Team News Riveting
Air China on Friday resumed the Beijing-Nyingchi in SW China’s Tibet Autonomous Region route after a six-year suspension.
The carrier said it would increase its frequency from four times per week currently to daily flights from July 10 to Oct 30. Increasing the flight frequency after Nyingchi’s famous peach blossom festival that ends in April shows China’s move to intensify activities in the region that has strategic importance.
Nyingchi is China’s old military base in southeast Tibet. At present, it is the headquarters of the 52nd and 53rd Mountain Infantry Brigades of the Chinese Army. China has been trying for the last decade to connect this military base adjacent to India’s border with its main military centers by air, rail and highway. India’s Arunachal Pradesh border is just 17 km from the centre.
China’s extensive development of road, rail and air infrastructure in Tibet has sparked concerns in India as it also provides a major advantage to the Chinese military.
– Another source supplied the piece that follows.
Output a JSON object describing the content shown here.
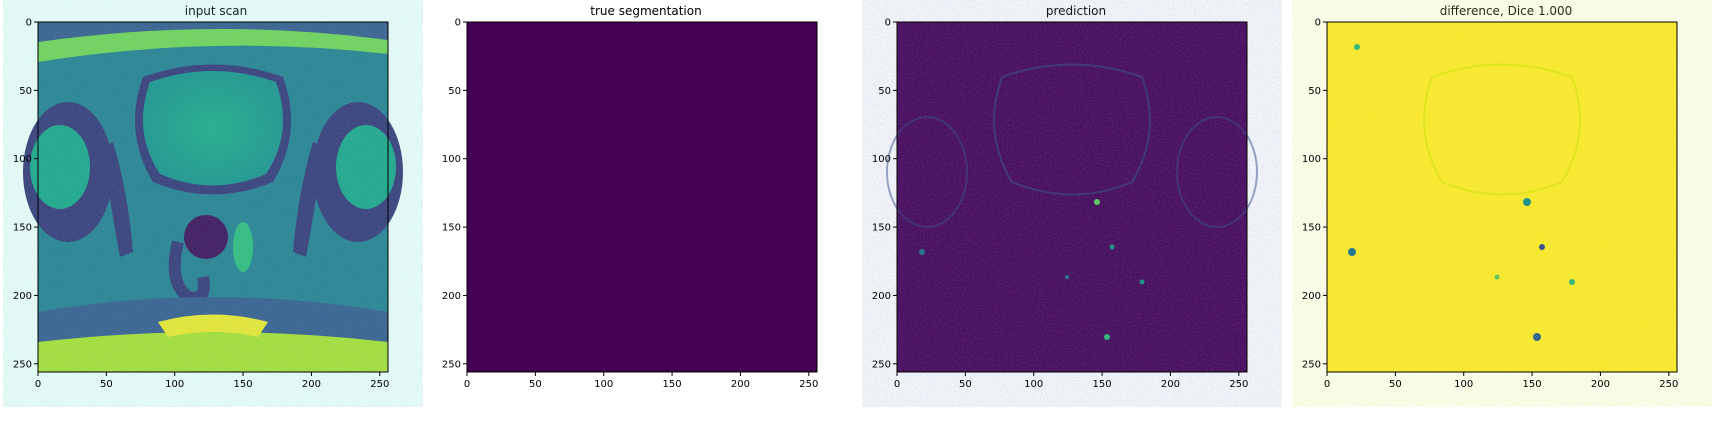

In fact, India too has initiated border infrastructure development in recent years.
The strategically significant railway line – the second major rail link to Tibet – that will link Sichuan province with Nyingchi lies near the border with India’s Arunachal Pradesh and will be operationalised by the end of this month.
The importance of the project, Chinese experts said, is two-fold. Like the Qinghai-Tibet railway line, which in 2006 connected Lhasa to the hinterland, this will be the second such route linking the Tibet Autonomous Region (TAR) to the hinterland.
Secondly, it will run right up to Nyingchi near the border with India, which it will link to both Lhasa and Chengdu, the provincial capital of Sichuan. The entire line will run from Chengdu to Lhasa, connecting the two capitals of TAR and Sichuan and cutting the journey from 48 hours to 13 hours.